Omega filed suit but Costco argued that under the "first sale doctrine," Omega's initial foreign sale of the watches precludes claims of infringing distribution and importation in the subsequent, unauthorized sales.

Eventually, the appeals court ruled: "Because there is no genuine dispute that Omega made the copies of the Omega Globe Design in Switzerland, and that Costco sold them in the United States without Omega's authority, the first-sale doctrine is unavailable as a defense to Omega's claims."

In the case accepted by the Supreme Court last week, lawyers for a plaintiff point out the confusion in the lower but powerful federal circuit courts of appeal following the 2010 case.

Under a section of the federal Copyright Act, "it is impermissible to import a work 'without the authority of the owner' of the copyright," the petition accepted by the Supreme Court last week said. "But the first-sale doctrine, codified [in a different section], allows the owner of a copy 'lawfully made under this title' to sell or otherwise dispose of the copy without the copyright owner's permission."

"The question presented" in the petition filed by a Thai immigrant "is how these provisions apply to a copy that was made and legally acquired abroad and then imported into the United States.

"Can such a foreign-made product never be resold within the United States without the copyright owner's permission, as the Second Circuit [in New York] held in this case?

"Can such a foreign-made product sometimes be resold within the United States without permission, but only after the owner approves an earlier sale in this country, as the Ninth Circuit [in San Francisco] held in Costco?

"Or can such a product always be resold without permission within the United States, so long as the copyright owner authorized the first sale abroad, as the Third Circuit [in Philadelphia] has indicated?"

The new case accepted by the high court involves Supap Kirtsaeng, a hardworking immigrant who came to the United States from Thailand in 1997 to attend Cornell University in Ithaca, N.Y.

He achieved his undergraduate degree and later was accepted into the University of Southern California's Ph.D. program in mathematics. But he needed to earn some money.

To subsidize his education, Kirtsaeng "asked family and friends in Thailand to buy copies of textbooks and ship them to him in the United States where he sold them on eBay," his petition said. "Before he began selling ... Kirtsaeng researched the law online, where he found explanations of the first-sale doctrine."

Kirtsaeng understood from his research of the doctrine "that it was legal for him to sell international editions of books in the United States so long as he legally purchased them abroad."

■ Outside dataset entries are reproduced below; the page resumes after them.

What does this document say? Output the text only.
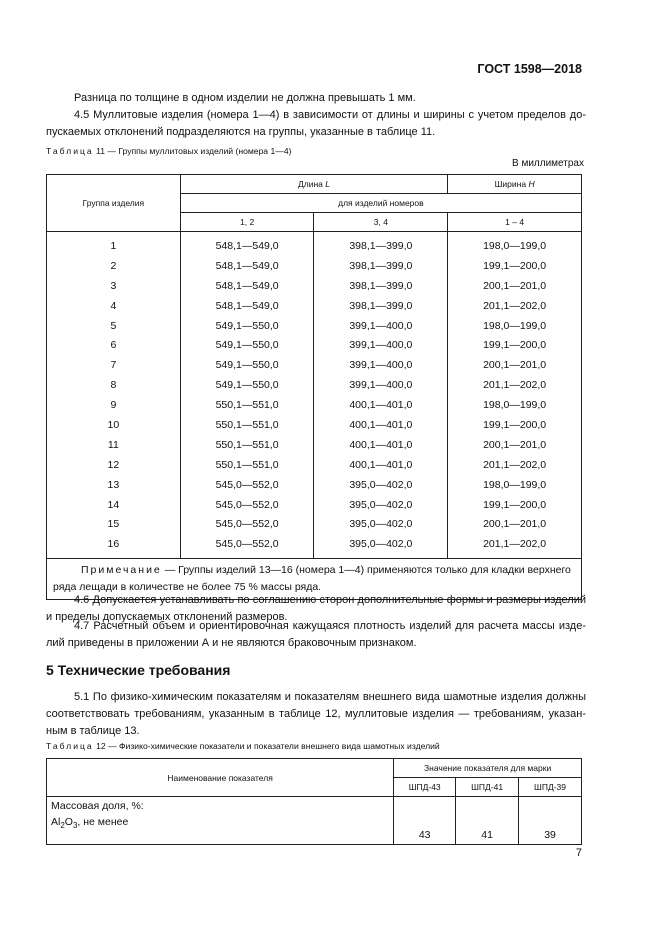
ГОСТ 1598—2018
Разница по толщине в одном изделии не должна превышать 1 мм.
4.5 Муллитовые изделия (номера 1—4) в зависимости от длины и ширины с учетом пределов допускаемых отклонений подразделяются на группы, указанные в таблице 11.
Таблица 11 — Группы муллитовых изделий (номера 1—4)
В миллиметрах
Группа изделия	Длина L		Ширина H
	для изделий номеров		
	1, 2	3, 4	1 – 4
1	548,1—549,0	398,1—399,0	198,0—199,0
2	548,1—549,0	398,1—399,0	199,1—200,0
3	548,1—549,0	398,1—399,0	200,1—201,0
4	548,1—549,0	398,1—399,0	201,1—202,0
5	549,1—550,0	399,1—400,0	198,0—199,0
6	549,1—550,0	399,1—400,0	199,1—200,0
7	549,1—550,0	399,1—400,0	200,1—201,0
8	549,1—550,0	399,1—400,0	201,1—202,0
9	550,1—551,0	400,1—401,0	198,0—199,0
10	550,1—551,0	400,1—401,0	199,1—200,0
11	550,1—551,0	400,1—401,0	200,1—201,0
12	550,1—551,0	400,1—401,0	201,1—202,0
13	545,0—552,0	395,0—402,0	198,0—199,0
14	545,0—552,0	395,0—402,0	199,1—200,0
15	545,0—552,0	395,0—402,0	200,1—201,0
16	545,0—552,0	395,0—402,0	201,1—202,0
Примечание — Группы изделий 13—16 (номера 1—4) применяются только для кладки верхнего ряда лещади в количестве не более 75 % массы ряда.			
4.6 Допускается устанавливать по соглашению сторон дополнительные формы и размеры изделий и пределы допускаемых отклонений размеров.
4.7 Расчетный объем и ориентировочная кажущаяся плотность изделий для расчета массы изделий приведены в приложении А и не являются браковочным признаком.
5 Технические требования
5.1 По физико-химическим показателям и показателям внешнего вида шамотные изделия должны соответствовать требованиям, указанным в таблице 12, муллитовые изделия — требованиям, указанным в таблице 13.
Таблица 12 — Физико-химические показатели и показатели внешнего вида шамотных изделий
Наименование показателя	Значение показателя для марки		
	ШПД-43	ШПД-41	ШПД-39

Массовая доля, %:
$Al_2O_3$, не менее	43	41	39
7
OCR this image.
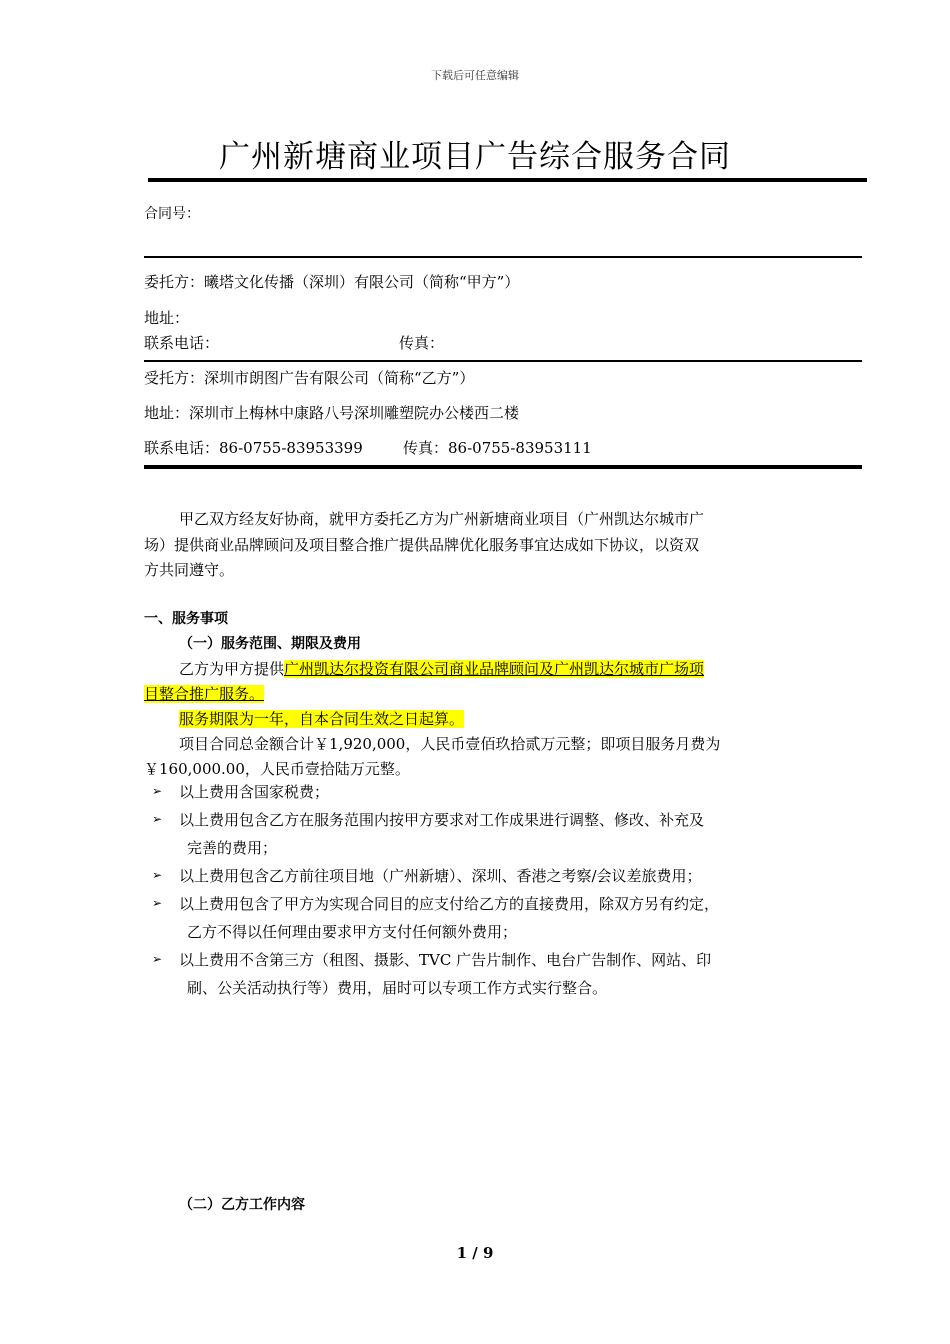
下载后可任意编辑
广州新塘商业项目广告综合服务合同
合同号：
委托方：曦塔文化传播（深圳）有限公司（简称“甲方”）
地址：
联系电话：	传真：
受托方：深圳市朗图广告有限公司（简称“乙方”）
地址：深圳市上梅林中康路八号深圳雕塑院办公楼西二楼
联系电话：86-0755-83953399	传真：86-0755-83953111
甲乙双方经友好协商，就甲方委托乙方为广州新塘商业项目（广州凯达尔城市广
场）提供商业品牌顾问及项目整合推广提供品牌优化服务事宜达成如下协议，以资双
方共同遵守。
一、服务事项
（一）服务范围、期限及费用
乙方为甲方提供广州凯达尔投资有限公司商业品牌顾问及广州凯达尔城市广场项
目整合推广服务。
服务期限为一年，自本合同生效之日起算。
项目合同总金额合计￥1,920,000，人民币壹佰玖拾贰万元整；即项目服务月费为
￥160,000.00，人民币壹拾陆万元整。
➢ 以上费用含国家税费；
➢ 以上费用包含乙方在服务范围内按甲方要求对工作成果进行调整、修改、补充及
完善的费用；
➢ 以上费用包含乙方前往项目地（广州新塘）、深圳、香港之考察/会议差旅费用；
➢ 以上费用包含了甲方为实现合同目的应支付给乙方的直接费用，除双方另有约定，
乙方不得以任何理由要求甲方支付任何额外费用；
➢ 以上费用不含第三方（租图、摄影、TVC 广告片制作、电台广告制作、网站、印
刷、公关活动执行等）费用，届时可以专项工作方式实行整合。
（二）乙方工作内容
1 / 9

Among the books sold by Kirtsaeng were eight textbooks printed by the Asian subsidiary of John Wiley & Sons, a global publishing company headquartered in New Jersey. Wiley received 10 percent of Wiley Asia's net receipts for reprints.

Kirtsaeng's gross revenue from "selling Wiley's books totaled $37,000 -- and obviously his profits were far less," his petition said.

Wiley sued Kirtsaeng in Manhattan for copyright infringement. Even before trial, a federal judge rejected Kirtsaeng's anticipated first-sale defense, holding that the doctrine is "inapplicable to goods manufactured in a foreign country." The judge also refused to instruct the jury on the first-sale doctrine.

The jury then found Kirtsaeng liable for infringing the copyright on the eight textbooks, and said it was willful. The jury awarded Wiley statutory damages -- required by law -- of $75,000 per textbook, a total of $600,000.

The petition points out that was 16 times the gross revenues Kirtsaeng received from the sale of Wiley's books.

Finding the graduate student's pockets empty, a judge agreed at the company's request to award Wiley Kirtsaeng's golf clubs and his computer and printer.

A federal appeals court panel ruled 2-1 against him, and when the full 2nd U.S. Circuit Court of Appeals in New York declined to hear the case en banc, Kirtsaeng asked the U.S. Supreme Court for help.

Argument should be held sometime next term, which begins in October.

Kagan is participating in the Kirtsaeng case. Since a similar case ended in a 4-4 tie without her, it doesn't take a math professor to see that her vote may determine how the high court rules.